Where To Get Advice For Your 401(k)
A few months ago I reported on a study showing that found people who get advice regarding their 401(k) plans are better savers.
Not only did they save more in their 401(k) plans, but they had a better idea of how much they should save before their last day of work, the Natixis study found. There was, however, one major hold-up: Many people surveyed said they did not seek financial advice when it comes to retirement savings. Most also did not use the tools and calculators offered by their plan providers.
Some of this is due to inertia. People love to procrastinate when it comes to financial decisions. But readers who weighed in suggested it’s also difficult to know where to start. Where should people go to get solid advice when it comes to their 401(k)s and other retirement accounts?
They’re probably not getting it at the office. For many people, a workplace retirement account will be the primary source of income once they are ready to stop working. But employers are not rushing to give workers financial advice. In fact, many would prefer to hand off those responsibilities to a third party as a way to limit their responsibility, says Mitch Tuchman, managing director of Rebalance, a company that manages retirement investments.
So where to go for advice?
Exhaust do-it-yourself options. Many 401(k) providers, such as Vanguard, Fidelity and T. Rowe Price, offer online tools that help people figure out just how much they’ll save at their current pace and if that will be enough. “The first step is just being aware that these things are available,” says Ed Farrington, executive vice president for retirement for Natixis. Vanguard, for instance, has a tool that estimates and compares how much income a person will need in retirement and how much income they’ll have after factoring in current savings, Social Security and any pension income that’s expected. (If there is a wide gap between the two figures, workers can get a sense of how much more they need to save.)
The company also offers a tool that shows people how much their money would grow if they increased their savings rate by one percentage point or two percentage points each year. These calculators can help people answer one basic question: Am I saving enough? And they may offer a wake-up call for those who haven’t paused to think about how much they’ll end up with later.
Savers can often connect with someone online or over the phone who can help them understand how a fund or investment option works, what the historical performance has been like and what fees are required. But some people may need more guidance when it comes to assessing their investment strategy and if they’re being too aggressive, or not aggressive enough, with their allocation.
Check out third-party services. When it comes to investing decisions, people who don’t have the time or the expertise to devise a strategy — and stick to it– often turn to options such as target-date funds, which adjust automatically and are designed to become more conservative as a person approaches retirement. But people who want a more personal approach, or who want to be more hands-on with their retirement account, can pay an investment advisory firm to come up with a target portfolio.
For a flat fee of a few hundred dollars, Smart401k will ask about goals, income and risk tolerance and then make an investment plan using the options available in the person’s retirement account. It’s up to the saver, however, to follow through and invest according to the plan. Financial Engines offers similar advice online at no cost for investors who want to handle their own investments, but will charge a fee to manage the money directly. Rebalance offers a service where it will manage investments for people who have at least $100,000 in an individual retirement account. (Financial Engines charges a fee ranging from 0.2 percent to 0.6 percent of assets invested to manage accounts. Rebalance charges a fee of 0.5 percent of assets.)

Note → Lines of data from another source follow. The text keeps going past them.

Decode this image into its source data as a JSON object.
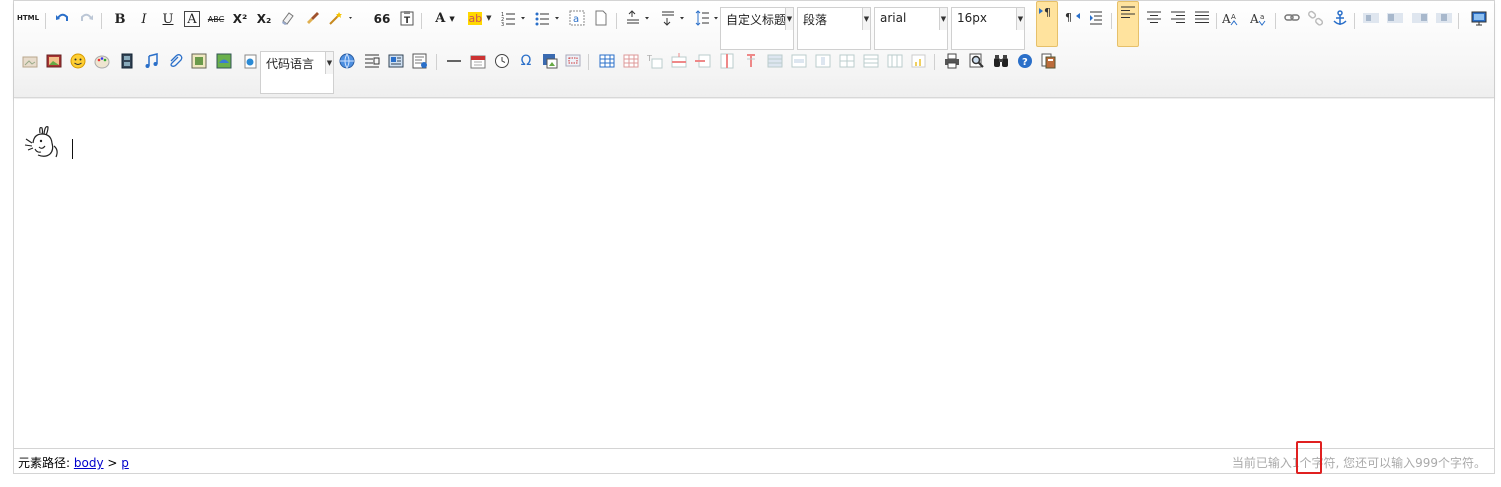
{
  "toolbar": {
    "row1_buttons": [
      {
        "name": "html-source-button",
        "label": "HTML"
      },
      {
        "name": "undo-button",
        "icon": "undo-icon"
      },
      {
        "name": "redo-button",
        "icon": "redo-icon"
      },
      {
        "name": "bold-button",
        "label": "B"
      },
      {
        "name": "italic-button",
        "label": "I"
      },
      {
        "name": "underline-button",
        "label": "U"
      },
      {
        "name": "font-border-button",
        "label": "A"
      },
      {
        "name": "strikethrough-button",
        "label": "ABC"
      },
      {
        "name": "superscript-button",
        "label": "X²"
      },
      {
        "name": "subscript-button",
        "label": "X₂"
      },
      {
        "name": "remove-format-button",
        "icon": "eraser-icon"
      },
      {
        "name": "format-match-button",
        "icon": "brush-icon"
      },
      {
        "name": "auto-typeset-button",
        "icon": "magic-wand-icon"
      },
      {
        "name": "blockquote-button",
        "label": "66"
      },
      {
        "name": "paste-plain-button",
        "label": "T"
      },
      {
        "name": "forecolor-button",
        "label": "A"
      },
      {
        "name": "backcolor-button",
        "label": "ab"
      },
      {
        "name": "ordered-list-button",
        "icon": "ordered-list-icon"
      },
      {
        "name": "unordered-list-button",
        "icon": "unordered-list-icon"
      },
      {
        "name": "select-all-button",
        "label": "a"
      },
      {
        "name": "clear-doc-button",
        "icon": "blank-page-icon"
      },
      {
        "name": "row-spacing-top-button",
        "icon": "spacing-top-icon"
      },
      {
        "name": "row-spacing-bottom-button",
        "icon": "spacing-bottom-icon"
      },
      {
        "name": "line-height-button",
        "icon": "line-height-icon"
      }
    ],
    "combos": {
      "custom_style": "自定义标题",
      "paragraph": "段落",
      "font_family": "arial",
      "font_size": "16px",
      "code_language": "代码语言",
      "arrow": "▼"
    }
  },
  "editor": {
    "content_emoticon": "bunny-emoticon-icon"
  },
  "statusbar": {
    "path_label": "元素路径:",
    "path_body": "body",
    "path_sep": " > ",
    "path_p": "p",
    "wordcount": "当前已输入1个字符, 您还可以输入999个字符。"
  },
  "colors": {
    "accent_active": "#ffe39e",
    "link": "#0000cc",
    "highlight": "#e02020",
    "status_text": "#aaaaaa"
  }
}
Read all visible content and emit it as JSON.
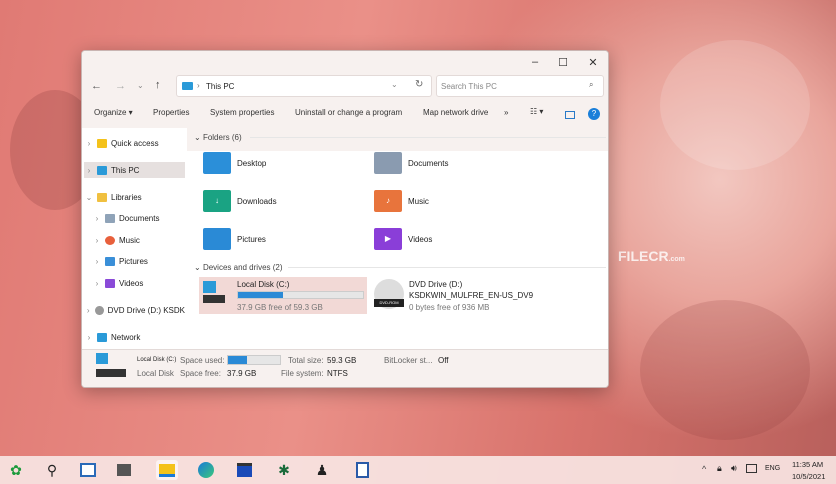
{
  "window": {
    "address": "This PC",
    "search_placeholder": "Search This PC"
  },
  "toolbar": {
    "organize": "Organize ▾",
    "properties": "Properties",
    "system_properties": "System properties",
    "uninstall": "Uninstall or change a program",
    "map_drive": "Map network drive",
    "more": "»"
  },
  "sidebar": {
    "items": [
      {
        "label": "Quick access"
      },
      {
        "label": "This PC"
      },
      {
        "label": "Libraries"
      },
      {
        "label": "Documents"
      },
      {
        "label": "Music"
      },
      {
        "label": "Pictures"
      },
      {
        "label": "Videos"
      },
      {
        "label": "DVD Drive (D:) KSDK"
      },
      {
        "label": "Network"
      }
    ]
  },
  "folders": {
    "header": "Folders (6)",
    "items": [
      {
        "label": "Desktop"
      },
      {
        "label": "Documents"
      },
      {
        "label": "Downloads"
      },
      {
        "label": "Music"
      },
      {
        "label": "Pictures"
      },
      {
        "label": "Videos"
      }
    ]
  },
  "drives": {
    "header": "Devices and drives (2)",
    "local": {
      "name": "Local Disk (C:)",
      "free": "37.9 GB free of 59.3 GB",
      "used_fraction": 0.36
    },
    "dvd": {
      "name": "DVD Drive (D:)",
      "label": "KSDKWIN_MULFRE_EN-US_DV9",
      "free": "0 bytes free of 936 MB",
      "badge": "DVD-ROM"
    }
  },
  "details": {
    "name": "Local Disk (C:)",
    "type": "Local Disk",
    "space_used_label": "Space used:",
    "space_free_label": "Space free:",
    "space_free": "37.9 GB",
    "total_label": "Total size:",
    "total": "59.3 GB",
    "fs_label": "File system:",
    "fs": "NTFS",
    "bitlocker_label": "BitLocker st...",
    "bitlocker": "Off",
    "used_fraction": 0.36
  },
  "watermark": "FILECR",
  "watermark_sub": ".com",
  "tray": {
    "lang": "ENG",
    "time": "11:35 AM",
    "date": "10/5/2021"
  }
}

Some firms will offer quarterly reminders encouraging people to re-balance their accounts, or to make sure they’re sticking to the targets set. (After a run-up in the stock market, for instance, some people may find stocks are making up a bigger portion of their original portfolio than originally planned.)
These services can be more customized than what a person can get through a target-date fund. And because the firms receive a flat fee, they aren’t paid to recommend one fund over another. Often, the target portfolios, which can be crafted by a financial adviser or by computer software, are created based on low-cost index funds or exchange-traded funds.
Get face-to-face guidance. Of course, some people will get guidance from a pro, such as a financial adviser or a broker. But as our columnist Barry Ritholtz recently explained, the process of finding the right person requires people to assess not only their goals, but to suss out what standards apply to that professional. There are also differences in how these pros get paid. Registered investment advisers will generally charge a fee that amounts to a percentage of assets under management. Brokers will usually charge a commission.
Those differences may also lead to differences in what advice those pros offer — and that advice that may not always be in your best interest, he cautions. As with the search for any service, people should get recommendations from friends and colleagues. They should also check a person’s credentials, says Catherine McCabe, a senior managing director with TIAA-CREF. “You want to understand the advice that they’re offering and if it’s objective advice,” McCabe says, “so that you’re not being pushed into funds you don’t want to be pushed in to.”